Histones are conserved DNA-packaging proteins found across all domains of life. In eukaryotes, canonical histones form octamers that wrap ∼147 base pairs of DNA into nucleosomes — the fundamental units of chromatin. In archaea, histones form dimers that further multimerize into extended hypernucleosomes along DNA. Although bacteria were long thought to lack histones, recent studies have uncovered histone homologs in diverse bacterial lineages, many of which possess key DNA-binding features. We previously characterized HBb, a bacterial histone from Bdellovibrio bacteriovorus , which binds DNA as a dimer and induces bending. Here, we describe HLp from Leptospira perolatii , a representative of a distinct bacterial histone group. Crystallographic and biophysical analyses reveal that HLp forms stable tetramers. Like HBb, HLp binds DNA non-specifically; however, it adopts a different mode of interaction — wrapping ∼60 base pairs of DNA around its tetrameric core.
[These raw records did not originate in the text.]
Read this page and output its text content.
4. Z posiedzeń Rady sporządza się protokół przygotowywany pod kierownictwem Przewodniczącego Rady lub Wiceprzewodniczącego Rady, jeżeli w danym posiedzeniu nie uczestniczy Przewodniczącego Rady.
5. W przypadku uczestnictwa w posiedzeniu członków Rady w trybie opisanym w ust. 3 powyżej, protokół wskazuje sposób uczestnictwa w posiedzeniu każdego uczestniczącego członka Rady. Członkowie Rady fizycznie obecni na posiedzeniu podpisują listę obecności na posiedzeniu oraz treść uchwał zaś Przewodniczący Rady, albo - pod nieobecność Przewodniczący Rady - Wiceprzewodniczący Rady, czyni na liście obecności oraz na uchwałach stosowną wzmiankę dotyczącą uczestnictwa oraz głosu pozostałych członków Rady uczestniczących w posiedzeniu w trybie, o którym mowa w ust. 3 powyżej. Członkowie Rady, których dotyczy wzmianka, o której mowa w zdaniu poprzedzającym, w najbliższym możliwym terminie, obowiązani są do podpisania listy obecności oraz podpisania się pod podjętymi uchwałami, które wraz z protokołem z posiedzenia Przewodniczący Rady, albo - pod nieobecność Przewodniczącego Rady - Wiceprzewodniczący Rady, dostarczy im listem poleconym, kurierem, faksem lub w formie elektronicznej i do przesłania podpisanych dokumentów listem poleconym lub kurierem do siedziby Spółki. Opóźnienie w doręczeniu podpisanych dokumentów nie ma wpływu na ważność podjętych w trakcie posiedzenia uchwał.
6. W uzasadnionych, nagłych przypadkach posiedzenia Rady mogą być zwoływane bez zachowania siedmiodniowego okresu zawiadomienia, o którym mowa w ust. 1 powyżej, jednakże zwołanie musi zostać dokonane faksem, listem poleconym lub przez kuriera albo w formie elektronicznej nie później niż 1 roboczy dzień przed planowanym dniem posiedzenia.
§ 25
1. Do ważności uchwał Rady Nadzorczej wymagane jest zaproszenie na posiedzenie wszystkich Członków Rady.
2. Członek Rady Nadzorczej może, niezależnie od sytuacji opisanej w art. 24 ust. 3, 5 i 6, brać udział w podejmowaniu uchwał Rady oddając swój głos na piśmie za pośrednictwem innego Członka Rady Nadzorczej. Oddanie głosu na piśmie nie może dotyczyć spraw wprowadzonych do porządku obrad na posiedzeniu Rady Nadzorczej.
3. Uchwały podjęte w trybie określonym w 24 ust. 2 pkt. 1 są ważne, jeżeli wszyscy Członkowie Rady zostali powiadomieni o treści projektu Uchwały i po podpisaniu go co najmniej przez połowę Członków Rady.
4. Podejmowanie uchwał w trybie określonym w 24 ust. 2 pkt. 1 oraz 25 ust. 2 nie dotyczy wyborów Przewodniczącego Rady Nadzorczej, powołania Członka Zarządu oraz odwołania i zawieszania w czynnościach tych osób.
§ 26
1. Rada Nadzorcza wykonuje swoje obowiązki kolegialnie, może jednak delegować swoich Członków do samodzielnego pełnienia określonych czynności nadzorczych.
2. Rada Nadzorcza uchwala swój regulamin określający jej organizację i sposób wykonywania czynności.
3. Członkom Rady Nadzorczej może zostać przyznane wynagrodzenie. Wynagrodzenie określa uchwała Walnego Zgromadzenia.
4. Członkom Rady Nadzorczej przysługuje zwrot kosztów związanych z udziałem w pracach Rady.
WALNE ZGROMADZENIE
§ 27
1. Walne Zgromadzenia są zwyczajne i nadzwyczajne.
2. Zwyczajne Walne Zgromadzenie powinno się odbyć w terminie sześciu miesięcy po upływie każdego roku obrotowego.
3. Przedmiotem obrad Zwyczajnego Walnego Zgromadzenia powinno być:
This wrapping mode, supported by molecular dynamics simulations and DNA-binding assays, promotes DNA compaction and alters its topology. When expressed heterologously in Escherichia coli , HLp reorganizes nucleoid morphology, consistent with a role in chromatin organization. These findings expand the known repertoire of histone-DNA interaction in bacteria and underscore the structural and functional diversity of histone-based genome organization across the tree of life.